TokenIntrospectionRequest is lenient on authorization / authentication

Issue #265 closed
Okke Harsta created an issue

The Token Introspection spec https://tools.ietf.org/html/rfc7662 states: To prevent token scanning attacks, the endpoint MUST also require some form of authorization to access this endpoint.

The implementation in TokenIntrospectionRequest is very lenient as the following test demonstrates:

    @Test
    public void introspectContract() throws MalformedURLException, ParseException {
        HTTPRequest request = new HTTPRequest(POST, new URL("http://localhost:8080/introspect"));
        request.setContentType(CommonContentTypes.APPLICATION_URLENCODED);
        request.setQuery("token=123456");
        //https://tools.ietf.org/html/rfc7662 is vague about the authorization requirements, but apparently this is ok
        TokenIntrospectionRequest.parse(request);
    }

The https://tools.ietf.org/html/rfc7662 spec is also vague about the exact details, so the implementation could be considered correct.

Proposal is add functionality to easily enforce one of the described authorization mechanism as documented in the JavaDoc of TokenIntrospectionRequest.

Comments (6)

  1. Okke Harsta reporter

    Server side, I’m using the oauth2-oidc-sdk library to implement a OpenID Connect server and yes I could do the check myself, but I was wondering if the lenient implementation in TokenIntrospectionRequest is a deliberate choice or an omission?

  2. Vladimir Dzhuvinov

    The spec says this:

    TLS:

    The introspection endpoint MUST be protected by a transport-layer security mechanism as described in Section 4.

    "Some form of" authZ, so the exact "how" is left out of scope for the spec.
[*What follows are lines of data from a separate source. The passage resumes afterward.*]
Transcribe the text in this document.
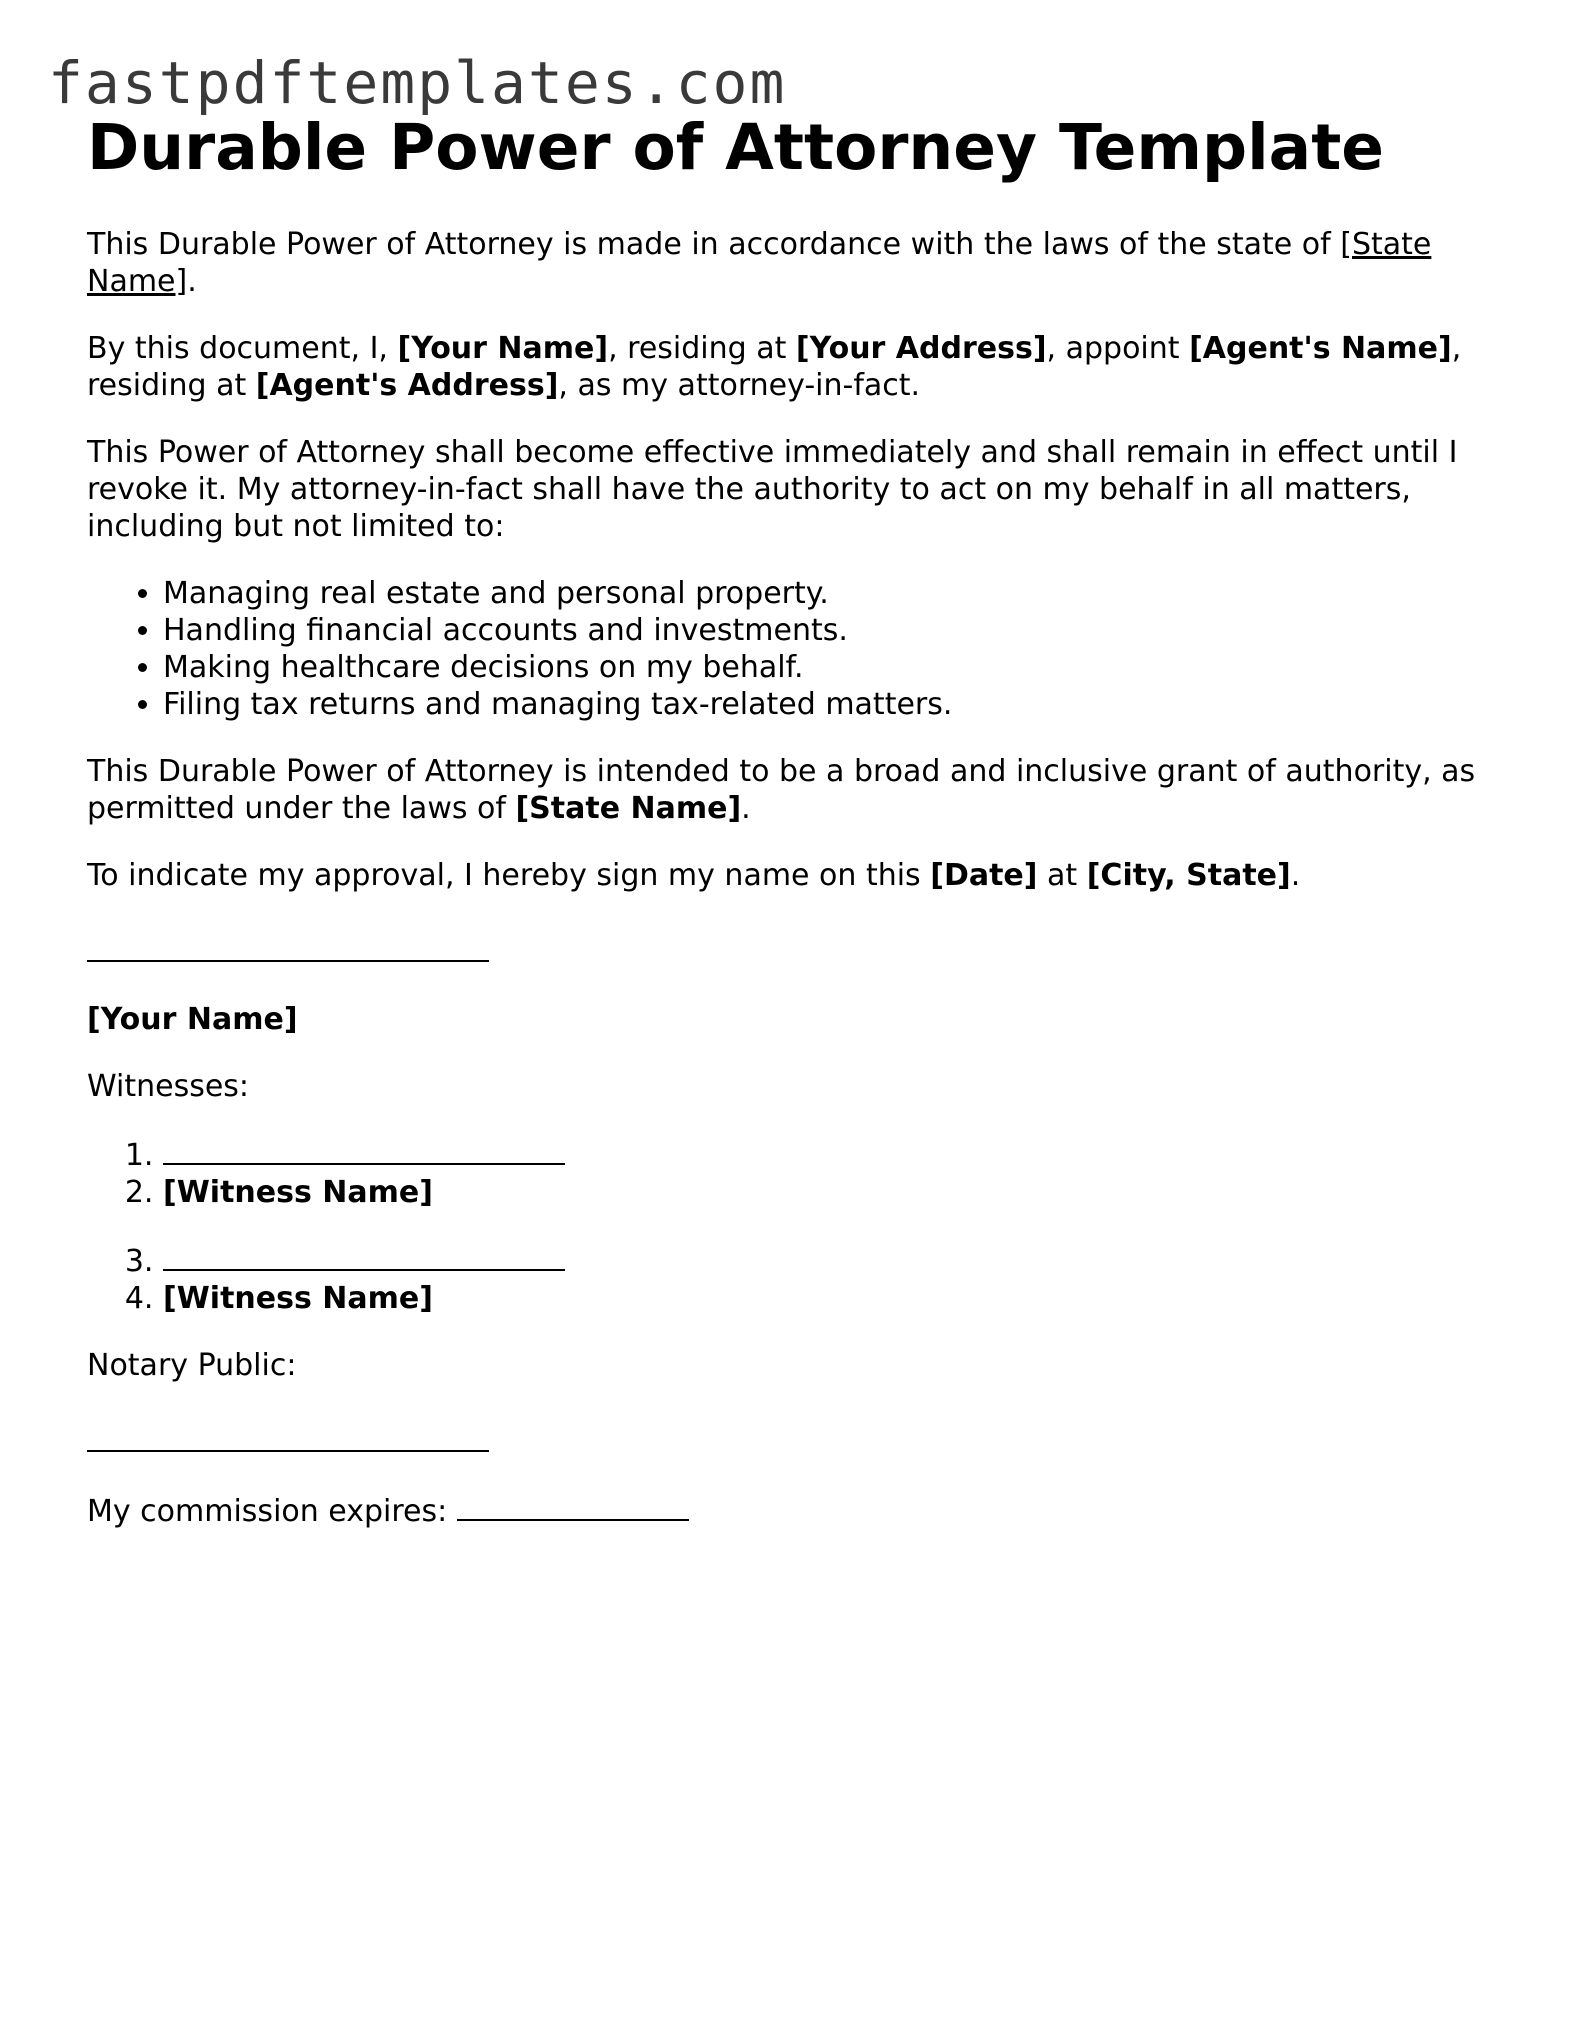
fastpdftemplates.com
Durable Power of Attorney Template

This Durable Power of Attorney is made in accordance with the laws of the state of [State Name].

By this document, I, [Your Name], residing at [Your Address], appoint [Agent's Name], residing at [Agent's Address], as my attorney-in-fact.

This Power of Attorney shall become effective immediately and shall remain in effect until I revoke it. My attorney-in-fact shall have the authority to act on my behalf in all matters, including but not limited to:

• Managing real estate and personal property.
• Handling financial accounts and investments.
• Making healthcare decisions on my behalf.
• Filing tax returns and managing tax-related matters.

This Durable Power of Attorney is intended to be a broad and inclusive grant of authority, as permitted under the laws of [State Name].

To indicate my approval, I hereby sign my name on this [Date] at [City, State].

[Your Name]

Witnesses:

1.
2. [Witness Name]
3.
4. [Witness Name]

Notary Public:

My commission expires:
The SDK allows for authZ via token or client auth, but doesn't enforce one or the other to be present and also allows the constructor and parse methods to be reused / overridden.

    To prevent token scanning attacks, the endpoint MUST also require some form of authorization to access this endpoint, such as client authentication as described in OAuth 2.0 [RFC6749] or a separate OAuth 2.0 access token such as the bearer token described in OAuth 2.0 Bearer Token Usage [RFC6750]. The methods of managing and validating these authentication credentials are out of scope of this specification.

    Let’s also look at the “to prevent token scanning attacks, the endpoint MUST also require some form of authorization” statement and ask:

    Resources that are protected by bearer tokens - do they also require additional client authZ to prevent token scanning attacks?

    To me this is nonsense. Tokens must have sufficient randomness to prevent any practical guessing. I.e. you shouldn’t rely on the randomness of an additional token or secret to ensure the combined randomness of token + secret is practically impossible to guess.

    The additional authZ makes sense in a situation when a bearer token is leaked and you want to prevent unauthorized parties (e.g. not the resource server) from inspecting it.